Number two is a given in that it is most reflective of who you are. This comes through even while you stay “agnostic” on specific answers. I endorse it fully.
I don’t think you can stick with number three. You are bringing the two-population model to the fore, and it is one of the distinctives here and will be regardless of whether you adopt some formal rule of “neutrality” or not. That that it should be a requirement or anything, but it is a distinctive that you are offering to the debate on theology and science. And the church needs that whether they recognize it now or not because its what the text says and its what the record of nature allows.
BioLogos is “theologically neutral” and it winds up just being a place to try and browbeat Christians to believe evolution occurred while shying away from theological content. I think the openness should be more out of an effort to have, on non-essential issues, the “educated mind” of Aristotle who said such a mind was marked by the ability to entertain ideas with which one did not agree. This dovetails into a call for a return to theology returning to its roots as a type of science, distinct from natural science, but using similar methods on different subject matter.
I don’t feel much qualified to comment on number four.
In that they don’t care about theology. They don’t even particularly want theology. They just want to convince Christians that macro-evolution is true. They don’t want Adam or Jesus getting in the way of that mission. That’s how I see it. If by “Theologically Neutral” you mean like BioLogos, then I am against it. If I wanted that I’d be at BioLogos, not here.
That is my personal experience from my time attempting to participate there. They may have something on paper. In practice attempts to steer the topic towards Christian theology, unless it directly related to getting Christians to accept human evolution, were treated with some disdain by the moderators and buffeted by the atheists which dominate that board.

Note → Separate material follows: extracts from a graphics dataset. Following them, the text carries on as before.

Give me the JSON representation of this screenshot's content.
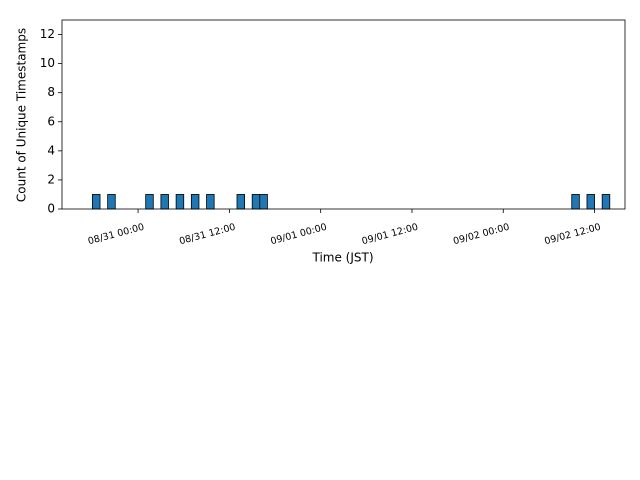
{
  "chart_data": {
    "type": "bar",
    "x_label": "Time (JST)",
    "y_label": "Count of Unique Timestamps",
    "x": [
      "08/30 18:00",
      "08/30 20:00",
      "08/31 01:00",
      "08/31 03:00",
      "08/31 05:00",
      "08/31 07:00",
      "08/31 09:00",
      "08/31 13:00",
      "08/31 15:00",
      "08/31 16:00",
      "09/02 09:00",
      "09/02 11:00",
      "09/02 13:00"
    ],
    "values": [
      1,
      1,
      1,
      1,
      1,
      1,
      1,
      1,
      1,
      1,
      1,
      1,
      1
    ],
    "color": "#1f77b4",
    "xlim": [
      "08/30 14:00",
      "09/02 16:00"
    ],
    "xticks": [
      "08/31 00:00",
      "08/31 12:00",
      "09/01 00:00",
      "09/01 12:00",
      "09/02 00:00",
      "09/02 12:00"
    ],
    "ylim": [
      0,
      13
    ],
    "yticks": [
      0,
      2,
      4,
      6,
      8,
      10,
      12
    ]
  }
}
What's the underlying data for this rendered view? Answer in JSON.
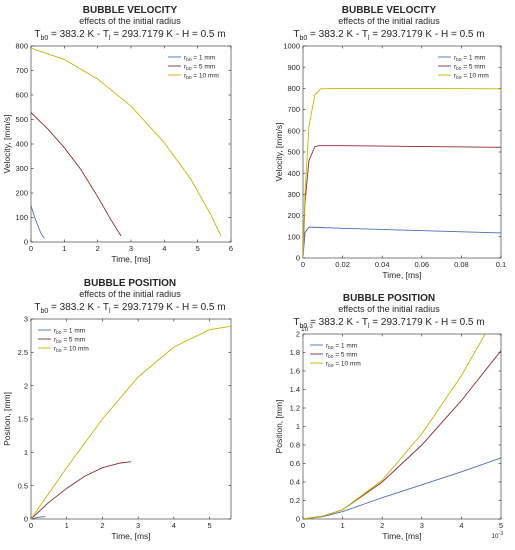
{
  "colors": [
    "#4a6fb5",
    "#8b2a2a",
    "#c8b400"
  ],
  "chart_data": [
    {
      "type": "line",
      "title": "BUBBLE VELOCITY",
      "subtitle": "effects of the initial radius",
      "conditions": {
        "pre": "T",
        "s1": "b0",
        "mid": " = 383.2 K - T",
        "s2": "l",
        "post": " = 293.7179 K - H = 0.5 m"
      },
      "xlabel": "Time, [ms]",
      "ylabel": "Velocity, [mm/s]",
      "xlim": [
        0,
        6
      ],
      "ylim": [
        0,
        800
      ],
      "xticks": [
        0,
        1,
        2,
        3,
        4,
        5,
        6
      ],
      "xtick_labels": [
        "0",
        "1",
        "2",
        "3",
        "4",
        "5",
        "6"
      ],
      "yticks": [
        0,
        100,
        200,
        300,
        400,
        500,
        600,
        700,
        800
      ],
      "ytick_labels": [
        "0",
        "100",
        "200",
        "300",
        "400",
        "500",
        "600",
        "700",
        "800"
      ],
      "x_exponent": "",
      "y_exponent": "",
      "legend_position": "top-right",
      "series": [
        {
          "name": "r",
          "sub": "b0",
          "suffix": " = 1 mm",
          "x": [
            0,
            0.02,
            0.1,
            0.2,
            0.3,
            0.4
          ],
          "y": [
            150,
            140,
            105,
            68,
            35,
            15
          ]
        },
        {
          "name": "r",
          "sub": "b0",
          "suffix": " = 5 mm",
          "x": [
            0,
            0.02,
            0.5,
            1.0,
            1.5,
            2.0,
            2.4,
            2.7
          ],
          "y": [
            530,
            525,
            462,
            385,
            295,
            185,
            90,
            25
          ]
        },
        {
          "name": "r",
          "sub": "b0",
          "suffix": " = 10 mm",
          "x": [
            0,
            0.02,
            1.0,
            2.0,
            3.0,
            4.0,
            4.8,
            5.4,
            5.7
          ],
          "y": [
            790,
            790,
            745,
            665,
            555,
            405,
            255,
            110,
            25
          ]
        }
      ]
    },
    {
      "type": "line",
      "title": "BUBBLE VELOCITY",
      "subtitle": "effects of the initial radius",
      "conditions": {
        "pre": "T",
        "s1": "b0",
        "mid": " = 383.2 K - T",
        "s2": "l",
        "post": " = 293.7179 K - H = 0.5 m"
      },
      "xlabel": "Time, [ms]",
      "ylabel": "Velocity, [mm/s]",
      "xlim": [
        0,
        0.1
      ],
      "ylim": [
        0,
        1000
      ],
      "xticks": [
        0,
        0.02,
        0.04,
        0.06,
        0.08,
        0.1
      ],
      "xtick_labels": [
        "0",
        "0.02",
        "0.04",
        "0.06",
        "0.08",
        "0.1"
      ],
      "yticks": [
        0,
        100,
        200,
        300,
        400,
        500,
        600,
        700,
        800,
        900,
        1000
      ],
      "ytick_labels": [
        "0",
        "100",
        "200",
        "300",
        "400",
        "500",
        "600",
        "700",
        "800",
        "900",
        "1000"
      ],
      "x_exponent": "",
      "y_exponent": "",
      "legend_position": "top-right",
      "series": [
        {
          "name": "r",
          "sub": "b0",
          "suffix": " = 1 mm",
          "x": [
            0,
            0.001,
            0.003,
            0.005,
            0.02,
            0.05,
            0.1
          ],
          "y": [
            0,
            120,
            145,
            145,
            140,
            132,
            118
          ]
        },
        {
          "name": "r",
          "sub": "b0",
          "suffix": " = 5 mm",
          "x": [
            0,
            0.001,
            0.003,
            0.006,
            0.008,
            0.02,
            0.05,
            0.1
          ],
          "y": [
            0,
            260,
            460,
            525,
            530,
            530,
            527,
            522
          ]
        },
        {
          "name": "r",
          "sub": "b0",
          "suffix": " = 10 mm",
          "x": [
            0,
            0.001,
            0.003,
            0.006,
            0.009,
            0.02,
            0.05,
            0.1
          ],
          "y": [
            0,
            300,
            620,
            770,
            798,
            800,
            800,
            798
          ]
        }
      ]
    },
    {
      "type": "line",
      "title": "BUBBLE POSITION",
      "subtitle": "effects of the initial radius",
      "conditions": {
        "pre": "T",
        "s1": "b0",
        "mid": " = 383.2 K - T",
        "s2": "l",
        "post": " = 293.7179 K - H = 0.5 m"
      },
      "xlabel": "Time, [ms]",
      "ylabel": "Position, [mm]",
      "xlim": [
        0,
        5.6
      ],
      "ylim": [
        0,
        3
      ],
      "xticks": [
        0,
        1,
        2,
        3,
        4,
        5
      ],
      "xtick_labels": [
        "0",
        "1",
        "2",
        "3",
        "4",
        "5"
      ],
      "yticks": [
        0,
        0.5,
        1,
        1.5,
        2,
        2.5,
        3
      ],
      "ytick_labels": [
        "0",
        "0.5",
        "1",
        "1.5",
        "2",
        "2.5",
        "3"
      ],
      "x_exponent": "",
      "y_exponent": "",
      "legend_position": "top-left",
      "series": [
        {
          "name": "r",
          "sub": "b0",
          "suffix": " = 1 mm",
          "x": [
            0,
            0.1,
            0.2,
            0.3,
            0.4
          ],
          "y": [
            0,
            0.013,
            0.025,
            0.032,
            0.035
          ]
        },
        {
          "name": "r",
          "sub": "b0",
          "suffix": " = 5 mm",
          "x": [
            0,
            0.5,
            1.0,
            1.5,
            2.0,
            2.5,
            2.8
          ],
          "y": [
            0,
            0.25,
            0.46,
            0.64,
            0.77,
            0.84,
            0.86
          ]
        },
        {
          "name": "r",
          "sub": "b0",
          "suffix": " = 10 mm",
          "x": [
            0,
            1.0,
            2.0,
            3.0,
            4.0,
            5.0,
            5.6
          ],
          "y": [
            0,
            0.77,
            1.5,
            2.13,
            2.58,
            2.84,
            2.89
          ]
        }
      ]
    },
    {
      "type": "line",
      "title": "BUBBLE POSITION",
      "subtitle": "effects of the initial radius",
      "conditions": {
        "pre": "T",
        "s1": "b0",
        "mid": " = 383.2 K - T",
        "s2": "l",
        "post": " = 293.7179 K - H = 0.5 m"
      },
      "xlabel": "Time, [ms]",
      "ylabel": "Position, [mm]",
      "xlim": [
        0,
        5
      ],
      "ylim": [
        0,
        2
      ],
      "xticks": [
        0,
        1,
        2,
        3,
        4,
        5
      ],
      "xtick_labels": [
        "0",
        "1",
        "2",
        "3",
        "4",
        "5"
      ],
      "yticks": [
        0,
        0.2,
        0.4,
        0.6,
        0.8,
        1,
        1.2,
        1.4,
        1.6,
        1.8,
        2
      ],
      "ytick_labels": [
        "0",
        "0.2",
        "0.4",
        "0.6",
        "0.8",
        "1",
        "1.2",
        "1.4",
        "1.6",
        "1.8",
        "2"
      ],
      "x_exponent": "10",
      "x_exponent_power": "-3",
      "y_exponent": "10",
      "y_exponent_power": "-3",
      "legend_position": "top-left",
      "series": [
        {
          "name": "r",
          "sub": "b0",
          "suffix": " = 1 mm",
          "x": [
            0,
            0.5,
            1.0,
            2.0,
            3.0,
            4.0,
            5.0
          ],
          "y": [
            0,
            0.025,
            0.08,
            0.23,
            0.37,
            0.51,
            0.66
          ]
        },
        {
          "name": "r",
          "sub": "b0",
          "suffix": " = 5 mm",
          "x": [
            0,
            0.5,
            1.0,
            2.0,
            3.0,
            4.0,
            5.0
          ],
          "y": [
            0,
            0.03,
            0.1,
            0.4,
            0.8,
            1.28,
            1.82
          ]
        },
        {
          "name": "r",
          "sub": "b0",
          "suffix": " = 10 mm",
          "x": [
            0,
            0.5,
            1.0,
            2.0,
            3.0,
            4.0,
            4.6
          ],
          "y": [
            0,
            0.03,
            0.1,
            0.42,
            0.92,
            1.55,
            2.0
          ]
        }
      ]
    }
  ]
}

A starting place is affirming central Christian beliefs - obviously Christ’s birth, death, and resurrection. I don’t know how much detail is needed. Without the extreme of going into the weeds about denomination-specific issues such as predestination vs. free will, the proper mode of baptism, etc. I think people who were raised in fundamentalism in particular are afraid that once you get rid of a literal 24 hour per day creation week in Genesis you are just a few steps away from doing away with a literal Jesus. That is not an unreasonable concern given where they are coming from.
The Catholic Church has plenty of problems, some really horrible problems (I say that out of sorrow, not out of smugness). They don’t have a strong YEC movement. Even very conservative Catholics tend not to have as much as a conflict about science vs. faith - not that I have seen.
I used to think that way about Catholics, but then I became aware of subgroups. some of which are skeptical about evolution (e.g. Fr. Michael Chaberek), or other scientific claims - including special relativity and helio vs. geocentrism. It is somewhat true, though, that in my experience these groups sound philosophically more sophisticated than common caricatures of the “Bible-only” YEC fundamentalists. Perhaps because Catholics are in general less against drawing from prior philosophical and theological traditions.